Let V and W be vector spaces, and let T and U be nonzero linear transformations from V into W. If the intersection of R(T) and R(U)* is 0, prove that {T, U} is a linearly independent subset of L(V, W).**

*R(T) and R(U) denote the range of the linear transformation of T and U.
** L(V, W) denotes the space of linear transformations from V to W.
• Jun 7th 2009, 01:53 PM
NonCommAlg
Quote:

Originally Posted by paupsers
I've been brushing up on some linear algebra this summer, and here's a problem I found in a book that I can't seem to solve.

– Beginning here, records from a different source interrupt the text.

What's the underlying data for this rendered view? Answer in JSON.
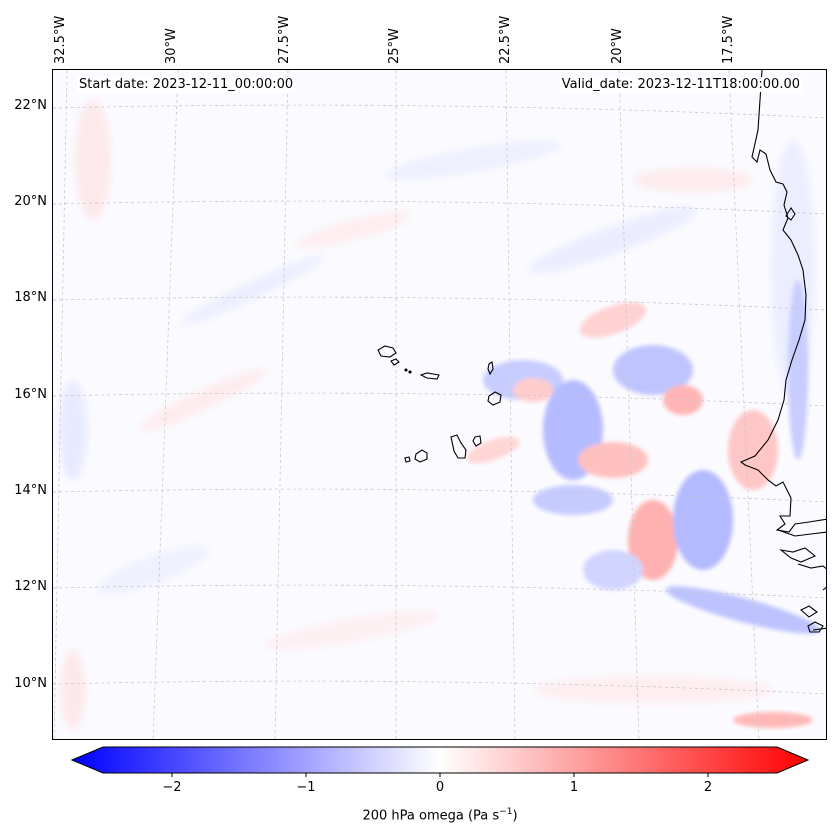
{
  "header": {
    "start_date": "Start date: 2023-12-11_00:00:00",
    "valid_date": "Valid_date: 2023-12-11T18:00:00.00"
  },
  "axes": {
    "longitude_labels": [
      "32.5°W",
      "30°W",
      "27.5°W",
      "25°W",
      "22.5°W",
      "20°W",
      "17.5°W"
    ],
    "latitude_labels": [
      "22°N",
      "20°N",
      "18°N",
      "16°N",
      "14°N",
      "12°N",
      "10°N"
    ]
  },
  "colorbar": {
    "tick_labels": [
      "−2",
      "−1",
      "0",
      "1",
      "2"
    ],
    "label_main": "200 hPa omega (Pa s",
    "label_sup": "−1",
    "label_end": ")",
    "colors": {
      "neg_end": "#0000ff",
      "mid": "#ffffff",
      "pos_end": "#ff0000"
    }
  }
}
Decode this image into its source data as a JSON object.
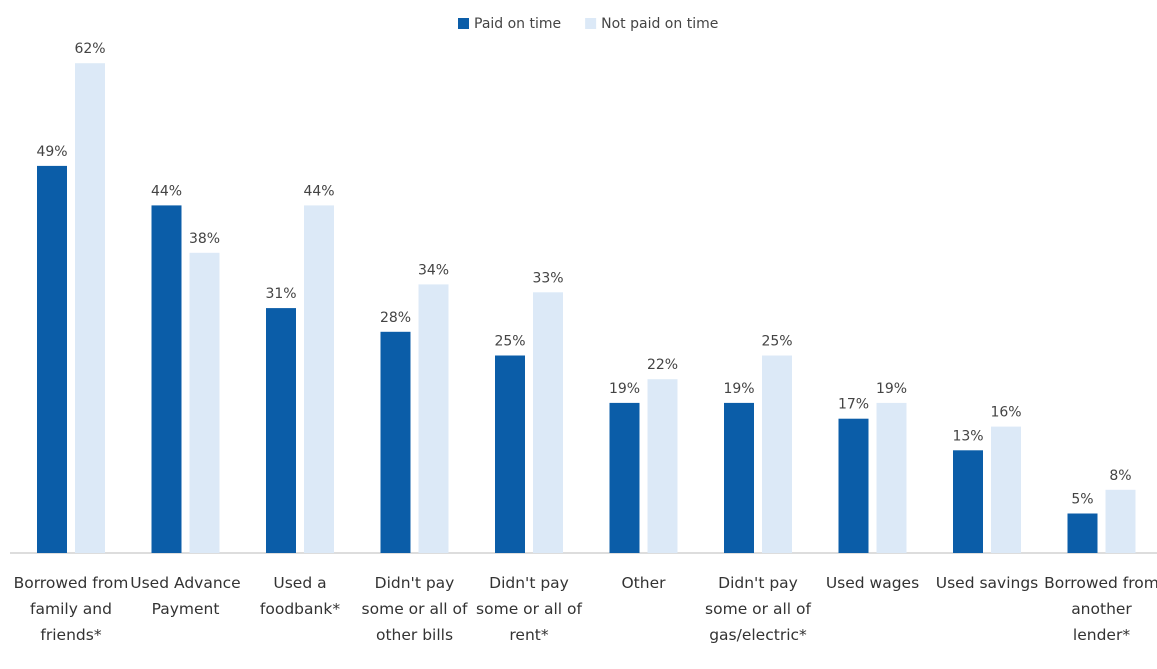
{
  "chart_data": {
    "type": "bar",
    "categories": [
      "Borrowed from family and friends*",
      "Used Advance Payment",
      "Used a foodbank*",
      "Didn't pay some or all of other bills",
      "Didn't pay some or all of rent*",
      "Other",
      "Didn't pay some or all of gas/electric*",
      "Used wages",
      "Used savings",
      "Borrowed from another lender*"
    ],
    "series": [
      {
        "name": "Paid on time",
        "color": "#0b5da8",
        "values": [
          49,
          44,
          31,
          28,
          25,
          19,
          19,
          17,
          13,
          5
        ],
        "value_labels": [
          "49%",
          "44%",
          "31%",
          "28%",
          "25%",
          "19%",
          "19%",
          "17%",
          "13%",
          "5%"
        ]
      },
      {
        "name": "Not paid on time",
        "color": "#dce9f7",
        "values": [
          62,
          38,
          44,
          34,
          33,
          22,
          25,
          19,
          16,
          8
        ],
        "value_labels": [
          "62%",
          "38%",
          "44%",
          "34%",
          "33%",
          "22%",
          "25%",
          "19%",
          "16%",
          "8%"
        ]
      }
    ],
    "legend": "top"
  }
}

Any help is appreciated!

Let V and W be vector spaces, and let T and U be nonzero linear transformations from V into W. If the intersection of R(T) and R(U)* is 0, prove that {T, U} is a linearly independent subset of L(V, W).**

*R(T) and R(U) denote the range of the linear transformation of T and U.
** L(V, W) denotes the space of linear transformations from V to W.

suppose they are not linearly independent. then $T=cU,$ for some scalar $c.$ since $T \neq 0,$ there exists $v \in V$ such that $T(v) \neq 0.$ but we also have $T(v)=cU(v)=U(cv),$ which gives us:

$T(v) \in R(T) \cap R(U) = (0).$ contradiction!